Development Note #16
Sometimes it’s the simple things that help us the most, and then—being human—those simple things become overshadowed or routine, and we forget what they were. Lately I’ve been thinking about belonging and kindness, two deceptively simple ideas that, once examined, begin to show their quiet power. Thinking and writing about them has made me more attentive to how these feelings and actions actually work in everyday life, how they arise, and how they reinforce each other.
I now notice moments that, in the past, I might have dismissed as trivial or unimportant, but which I now recognize as small signals of connection. Two recent experiences helped me see this more clearly.
A conversation on my front porch
For years, I’ve had concerns about street safety in my neighborhood. I’ve written to village officials and spoken with them at various times. To their credit, my concerns haven’t been ignored—but government work moves slowly. Funding, planning, scheduling: these things take time, even when the need feels urgent. I can intellectually accept that reality, yet I still feel frustration when progress seems too slow.
Then, a few days ago, the mayor—who is running for reelection—came by my house. He was going door to door. We’re not close, but we’re on polite, first-name terms. When he knocked, I found myself at a small crossroads: Do I keep the conversation light, or do I dive immediately into my frustrations?

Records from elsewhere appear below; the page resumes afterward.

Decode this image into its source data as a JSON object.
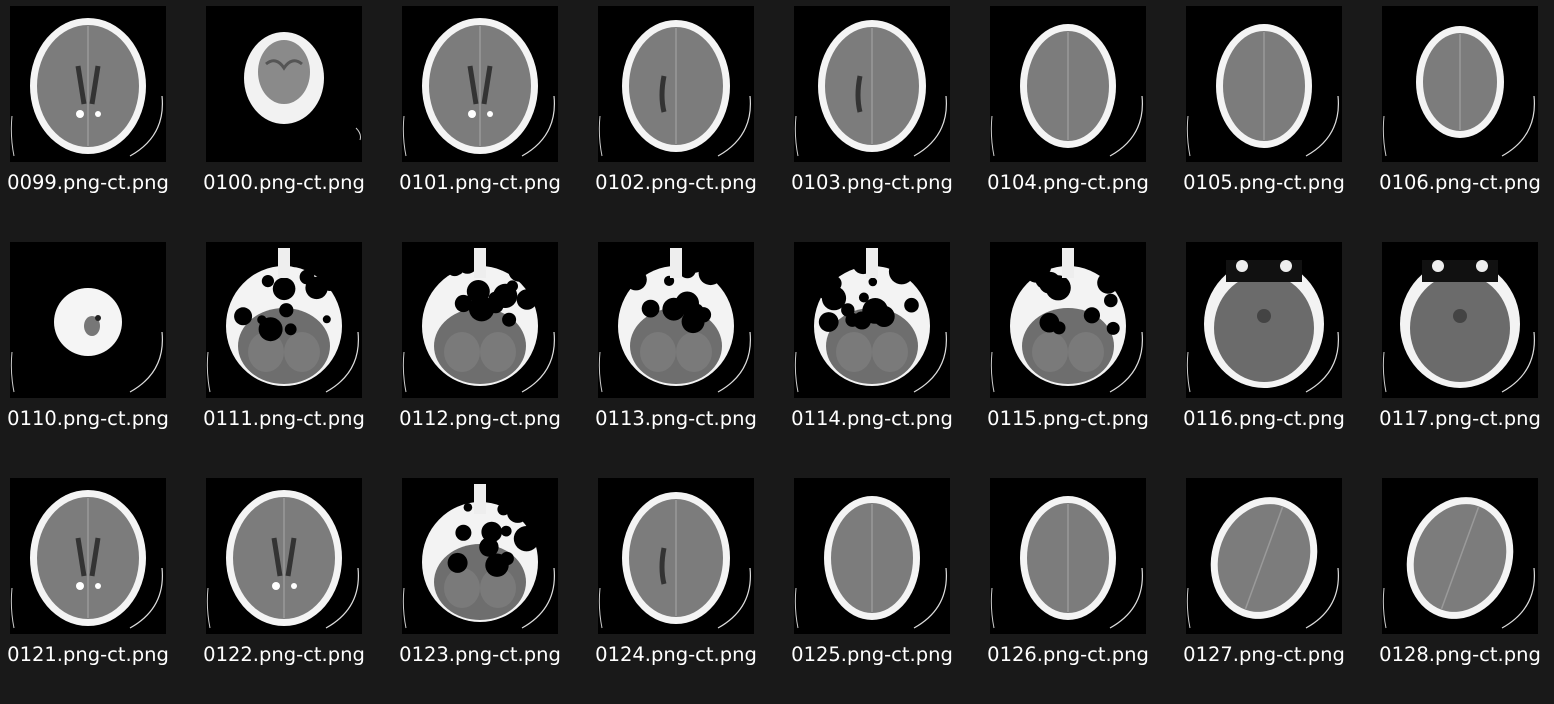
{
  "view": {
    "background": "#191919",
    "thumbnail_background": "#000000",
    "label_color": "#ffffff"
  },
  "rows": [
    {
      "items": [
        {
          "name": "0099.png-ct.png",
          "kind": "axial-mid"
        },
        {
          "name": "0100.png-ct.png",
          "kind": "skull-top"
        },
        {
          "name": "0101.png-ct.png",
          "kind": "axial-mid"
        },
        {
          "name": "0102.png-ct.png",
          "kind": "axial-upper"
        },
        {
          "name": "0103.png-ct.png",
          "kind": "axial-upper"
        },
        {
          "name": "0104.png-ct.png",
          "kind": "axial-high"
        },
        {
          "name": "0105.png-ct.png",
          "kind": "axial-high"
        },
        {
          "name": "0106.png-ct.png",
          "kind": "axial-vertex"
        }
      ]
    },
    {
      "items": [
        {
          "name": "0110.png-ct.png",
          "kind": "skull-base-small"
        },
        {
          "name": "0111.png-ct.png",
          "kind": "skull-base"
        },
        {
          "name": "0112.png-ct.png",
          "kind": "skull-base"
        },
        {
          "name": "0113.png-ct.png",
          "kind": "skull-base"
        },
        {
          "name": "0114.png-ct.png",
          "kind": "skull-base"
        },
        {
          "name": "0115.png-ct.png",
          "kind": "skull-base"
        },
        {
          "name": "0116.png-ct.png",
          "kind": "posterior-fossa"
        },
        {
          "name": "0117.png-ct.png",
          "kind": "posterior-fossa"
        }
      ]
    },
    {
      "items": [
        {
          "name": "0121.png-ct.png",
          "kind": "axial-mid"
        },
        {
          "name": "0122.png-ct.png",
          "kind": "axial-mid"
        },
        {
          "name": "0123.png-ct.png",
          "kind": "skull-base"
        },
        {
          "name": "0124.png-ct.png",
          "kind": "axial-upper"
        },
        {
          "name": "0125.png-ct.png",
          "kind": "axial-high"
        },
        {
          "name": "0126.png-ct.png",
          "kind": "axial-high"
        },
        {
          "name": "0127.png-ct.png",
          "kind": "axial-tilted"
        },
        {
          "name": "0128.png-ct.png",
          "kind": "axial-tilted"
        }
      ]
    }
  ]
}
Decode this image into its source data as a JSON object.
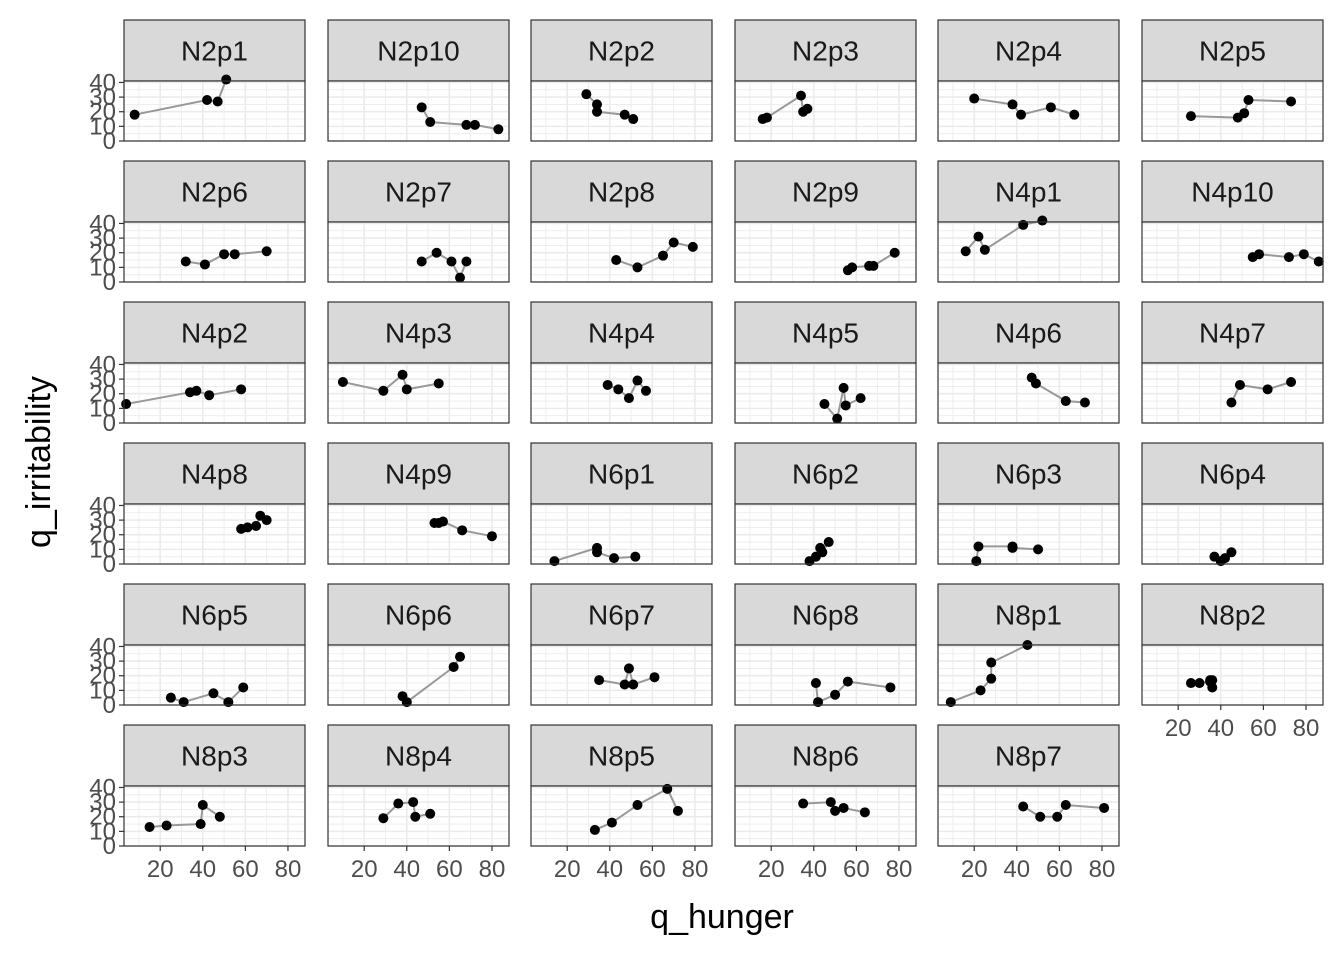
{
  "chart_data": {
    "type": "line",
    "layout": "facet_wrap",
    "xlabel": "q_hunger",
    "ylabel": "q_irritability",
    "xlim": [
      3,
      88
    ],
    "ylim": [
      0,
      41
    ],
    "x_ticks": [
      20,
      40,
      60,
      80
    ],
    "y_ticks": [
      0,
      10,
      20,
      30,
      40
    ],
    "grid": true,
    "colors": {
      "point": "#000000",
      "line": "#999999",
      "strip_fill": "#d9d9d9",
      "panel_border": "#333333",
      "grid": "#ebebeb"
    },
    "panels": [
      {
        "name": "N2p1",
        "x": [
          8,
          42,
          47,
          51
        ],
        "y": [
          18,
          28,
          27,
          42
        ]
      },
      {
        "name": "N2p10",
        "x": [
          47,
          51,
          68,
          72,
          83
        ],
        "y": [
          23,
          13,
          11,
          11,
          8
        ]
      },
      {
        "name": "N2p2",
        "x": [
          29,
          34,
          34,
          47,
          51
        ],
        "y": [
          32,
          25,
          20,
          18,
          15
        ]
      },
      {
        "name": "N2p3",
        "x": [
          16,
          18,
          34,
          35,
          37
        ],
        "y": [
          15,
          16,
          31,
          20,
          22
        ]
      },
      {
        "name": "N2p4",
        "x": [
          20,
          38,
          42,
          56,
          67
        ],
        "y": [
          29,
          25,
          18,
          23,
          18
        ]
      },
      {
        "name": "N2p5",
        "x": [
          26,
          48,
          51,
          53,
          73
        ],
        "y": [
          17,
          16,
          19,
          28,
          27
        ]
      },
      {
        "name": "N2p6",
        "x": [
          32,
          41,
          50,
          55,
          70
        ],
        "y": [
          14,
          12,
          19,
          19,
          21
        ]
      },
      {
        "name": "N2p7",
        "x": [
          47,
          54,
          61,
          65,
          68
        ],
        "y": [
          14,
          20,
          14,
          3,
          14
        ]
      },
      {
        "name": "N2p8",
        "x": [
          43,
          53,
          65,
          70,
          79
        ],
        "y": [
          15,
          10,
          18,
          27,
          24
        ]
      },
      {
        "name": "N2p9",
        "x": [
          56,
          58,
          66,
          68,
          78
        ],
        "y": [
          8,
          10,
          11,
          11,
          20
        ]
      },
      {
        "name": "N4p1",
        "x": [
          16,
          22,
          25,
          43,
          52
        ],
        "y": [
          21,
          31,
          22,
          39,
          42
        ]
      },
      {
        "name": "N4p10",
        "x": [
          55,
          58,
          72,
          79,
          86
        ],
        "y": [
          17,
          19,
          17,
          19,
          14
        ]
      },
      {
        "name": "N4p2",
        "x": [
          4,
          34,
          37,
          43,
          58
        ],
        "y": [
          13,
          21,
          22,
          19,
          23
        ]
      },
      {
        "name": "N4p3",
        "x": [
          10,
          29,
          38,
          40,
          55
        ],
        "y": [
          28,
          22,
          33,
          23,
          27
        ]
      },
      {
        "name": "N4p4",
        "x": [
          39,
          44,
          49,
          53,
          57
        ],
        "y": [
          26,
          23,
          17,
          29,
          22
        ]
      },
      {
        "name": "N4p5",
        "x": [
          45,
          51,
          54,
          55,
          62
        ],
        "y": [
          13,
          3,
          24,
          12,
          17
        ]
      },
      {
        "name": "N4p6",
        "x": [
          47,
          49,
          63,
          72
        ],
        "y": [
          31,
          27,
          15,
          14
        ]
      },
      {
        "name": "N4p7",
        "x": [
          45,
          49,
          62,
          73
        ],
        "y": [
          14,
          26,
          23,
          28
        ]
      },
      {
        "name": "N4p8",
        "x": [
          58,
          61,
          65,
          67,
          70
        ],
        "y": [
          24,
          25,
          26,
          33,
          30
        ]
      },
      {
        "name": "N4p9",
        "x": [
          53,
          55,
          57,
          66,
          80
        ],
        "y": [
          28,
          28,
          29,
          23,
          19
        ]
      },
      {
        "name": "N6p1",
        "x": [
          14,
          34,
          34,
          42,
          52
        ],
        "y": [
          2,
          11,
          8,
          4,
          5
        ]
      },
      {
        "name": "N6p2",
        "x": [
          38,
          41,
          43,
          44,
          47
        ],
        "y": [
          2,
          5,
          11,
          8,
          15
        ]
      },
      {
        "name": "N6p3",
        "x": [
          21,
          22,
          38,
          38,
          50
        ],
        "y": [
          2,
          12,
          12,
          11,
          10
        ]
      },
      {
        "name": "N6p4",
        "x": [
          37,
          40,
          42,
          45
        ],
        "y": [
          5,
          2,
          4,
          8
        ]
      },
      {
        "name": "N6p5",
        "x": [
          25,
          31,
          45,
          52,
          59
        ],
        "y": [
          5,
          2,
          8,
          2,
          12
        ]
      },
      {
        "name": "N6p6",
        "x": [
          38,
          40,
          62,
          65
        ],
        "y": [
          6,
          2,
          26,
          33
        ]
      },
      {
        "name": "N6p7",
        "x": [
          35,
          47,
          49,
          51,
          61
        ],
        "y": [
          17,
          14,
          25,
          14,
          19
        ]
      },
      {
        "name": "N6p8",
        "x": [
          41,
          42,
          50,
          56,
          76
        ],
        "y": [
          15,
          2,
          7,
          16,
          12
        ]
      },
      {
        "name": "N8p1",
        "x": [
          9,
          23,
          28,
          28,
          45
        ],
        "y": [
          2,
          10,
          18,
          29,
          41
        ]
      },
      {
        "name": "N8p2",
        "x": [
          26,
          30,
          35,
          35,
          36,
          36
        ],
        "y": [
          15,
          15,
          16,
          17,
          12,
          17
        ]
      },
      {
        "name": "N8p3",
        "x": [
          15,
          23,
          39,
          40,
          48
        ],
        "y": [
          13,
          14,
          15,
          28,
          20
        ]
      },
      {
        "name": "N8p4",
        "x": [
          29,
          36,
          43,
          44,
          51
        ],
        "y": [
          19,
          29,
          30,
          20,
          22
        ]
      },
      {
        "name": "N8p5",
        "x": [
          33,
          41,
          53,
          67,
          72
        ],
        "y": [
          11,
          16,
          28,
          39,
          24
        ]
      },
      {
        "name": "N8p6",
        "x": [
          35,
          48,
          50,
          54,
          64
        ],
        "y": [
          29,
          30,
          24,
          26,
          23
        ]
      },
      {
        "name": "N8p7",
        "x": [
          43,
          51,
          59,
          63,
          81
        ],
        "y": [
          27,
          20,
          20,
          28,
          26
        ]
      }
    ]
  }
}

Being a mayor of a village is hardly a path to wealth or glory. It’s a role that often comes with conflict, criticism, and carrying the emotional weight of residents’ dissatisfaction. Remembering that, I decided to begin the conversation with a measure of care and kindness. I thanked him for what I believed were genuinely good efforts on some recent community issues.
As soon as I offered the compliment, I saw a subtle but unmistakable shift. His shoulders loosened. His expression softened. He was no longer “the mayor” answering to constituents, but also a person talking to another person at the door. And then—without any prompting—he mentioned my safety concerns. He told me the board had discussed them and that they were on the schedule for next year.
I felt unexpectedly lighter.
Later I recognized that the kindness I offered at the start of our conversation wasn’t a manipulation or strategy; it was simply an acknowledgment of his humanity. Opening with appreciation created a space where he could respond openly in return. He mirrored the warmth I had begun with. The whole interaction left me feeling not only heard but also more connected to the community I live in. It was a small moment, not a dramatic one—but I’m learning that these small, human exchanges are precisely what give rise to a sense of belonging.
Being considerate, I’m discovering, is not just a polite gesture—it is a door. And on the other side of that door is the possibility of connection, trust, and the feeling that we are part of something larger than ourselves.
A shared moment at the local diner
Two days later, I found myself sitting in my usual spot at a small, family-owned diner. I go there often enough that the regulars feel familiar, the wait staff know my order, and the morning routines feel almost ritualistic. Victor, one of the servers, is someone I’ve seen for years. He isn’t talkative, and I respect that. Over time, we’ve developed a quiet rhythm: a nod, a brief hello, sometimes a fist-bump if the moment feels right. In its own slow way, this familiarity has become meaningful.
That morning I had brought a newspaper but realized I had forgotten my reading glasses at home. When Victor came over, I joked that I couldn’t read my paper because, like him, I needed glasses. He paused, smiled just a bit, and said, “I know how that feels.” Then he fist-bumped me before heading off to his next table. Not exactly a profound conversation—but it was a moment of recognition. A tiny point of common ground. A small kindness.
And in that gesture, I felt the faint but unmistakable sense of being part of the social fabric of the place—seen, acknowledged, remembered. I’m learning to recognize these flashes of connection. They are not dramatic. They don’t require much work or vulnerability. But they do require something from me: the willingness to reach out, even slightly, and the willingness to notice when someone reaches back.
Kindness as a pathway to belonging
Belonging rarely arrives through grand gestures. It grows through small cues: a smile returned, a door held, a name remembered, a fist-bump offered, a moment of patience, a word of appreciation. Kindness, at its core, is the act of consideration—making space for another person’s humanness. Belonging is the feeling that arises when that consideration is reciprocated—shared through common acceptance.
Both require action. To belong, I must engage. To connect, I must reach out. To be welcomed, I must first acknowledge others. What I’m discovering is that belonging does not just “happen.” We build it, moment by moment, in the way we greet each other, listen to each other, and allow ourselves to be just a little bit open—even with people we don’t know well.
These two small interactions—a conversation with the mayor and a comment exchanged with Victor—reminded me that kindness is not an ornament. It is a tool, a skill, and can become part of the local infrastructure. It supports the invisible bonds that make community life possible. And when we practice it, even quietly, we begin to feel not only more connected to others, but more rooted in the place we live.
Sometimes belonging begins with something as simple as a fist-bump, a moment of patience, or a genuine compliment offered at the right time. And sometimes—for reasons we may only understand later—those small acts matter more than we realize.